Meijing Zhang , Huanhuan Liu , Wei Shao , Ke Miao , and Youliang Zhao*

 http://pubs.acs.org/doi/abs/10.1021/ma3025283

    Facile construction of novel functional dendritic copolymers by combination of self-condensing vinyl polymerization, sequence-controlled copolymerization and RAFT process was presented.
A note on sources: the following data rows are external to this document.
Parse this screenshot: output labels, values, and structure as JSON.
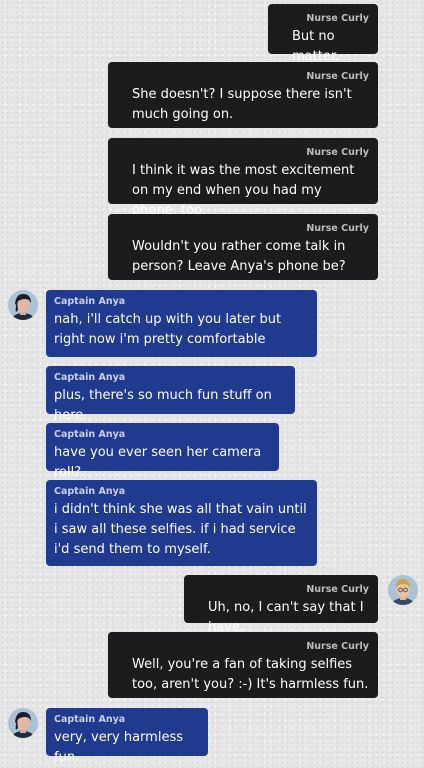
{
  "contacts": {
    "self_name": "Nurse Curly",
    "other_name": "Captain Anya"
  },
  "messages": [
    {
      "sender": "Nurse Curly",
      "text": "But no matter."
    },
    {
      "sender": "Nurse Curly",
      "text": "She doesn't? I suppose there isn't much going on."
    },
    {
      "sender": "Nurse Curly",
      "text": "I think it was the most excitement on my end when you had my phone, too."
    },
    {
      "sender": "Nurse Curly",
      "text": "Wouldn't you rather come talk in person? Leave Anya's phone be?"
    },
    {
      "sender": "Captain Anya",
      "text": "nah, i'll catch up with you later but right now i'm pretty comfortable"
    },
    {
      "sender": "Captain Anya",
      "text": "plus, there's so much fun stuff on here."
    },
    {
      "sender": "Captain Anya",
      "text": "have you ever seen her camera roll?"
    },
    {
      "sender": "Captain Anya",
      "text": "i didn't think she was all that vain until i saw all these selfies. if i had service i'd send them to myself."
    },
    {
      "sender": "Nurse Curly",
      "text": "Uh, no, I can't say that I have."
    },
    {
      "sender": "Nurse Curly",
      "text": "Well, you're a fan of taking selfies too, aren't you? :-) It's harmless fun."
    },
    {
      "sender": "Captain Anya",
      "text": "very, very harmless fun."
    }
  ],
  "colors": {
    "outgoing_bubble": "#1c1c1f",
    "incoming_bubble": "#203a8f",
    "background": "#e6e6e6"
  },
  "icons": {
    "anya_avatar": "anya-avatar-icon",
    "curly_avatar": "curly-avatar-icon"
  }
}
RAFT copolymerization of a disulfide-linked polymerizable RAFT agent and equimolar feed ratio of styrenic and maleimidic macromonomers afforded multicleavable A_mB_n dendritic comblike copolymers with alternating PEG (A) and PCL (B) grafts, and a subsequent chain extension polymerization of styrene, tert-butyl acrylate, methyl methacrylate, and N-isopropylacrylamide gave A_mB_nC_o dendritic toothbrushlike copolymers. (PEG)_m(PCL)_n copolymers obtained were of adjustable molecular weight, relatively low polydispersity (PDI = 1.10–1.32), variable CTA functionality (f_CTA = 4.3–7.5), and similar segment numbers of PEG and PCL grafts, evident from ¹H NMR and GPC-MALLS analyses. Their branched architecture was confirmed by (a) reduction-triggered degradation, (b) decreased intrinsic viscosities and Mark–Houwink–Sakurada exponent than their “linear” analogue, and (c) lowered glass transition and melting temperatures and broadened melting range as compared with normal A_mB_n comblike copolymer. In vitro drug release results revealed that the drug release kinetics of the disulfide-linked A_mB_n copolymer aggregates was significantly affected by macromolecular architecture, end group and reductive stimulus. These stimuli-responsive and biodegradable dendritic copolymer aggregates had a great potential as controlled delivery vehicles.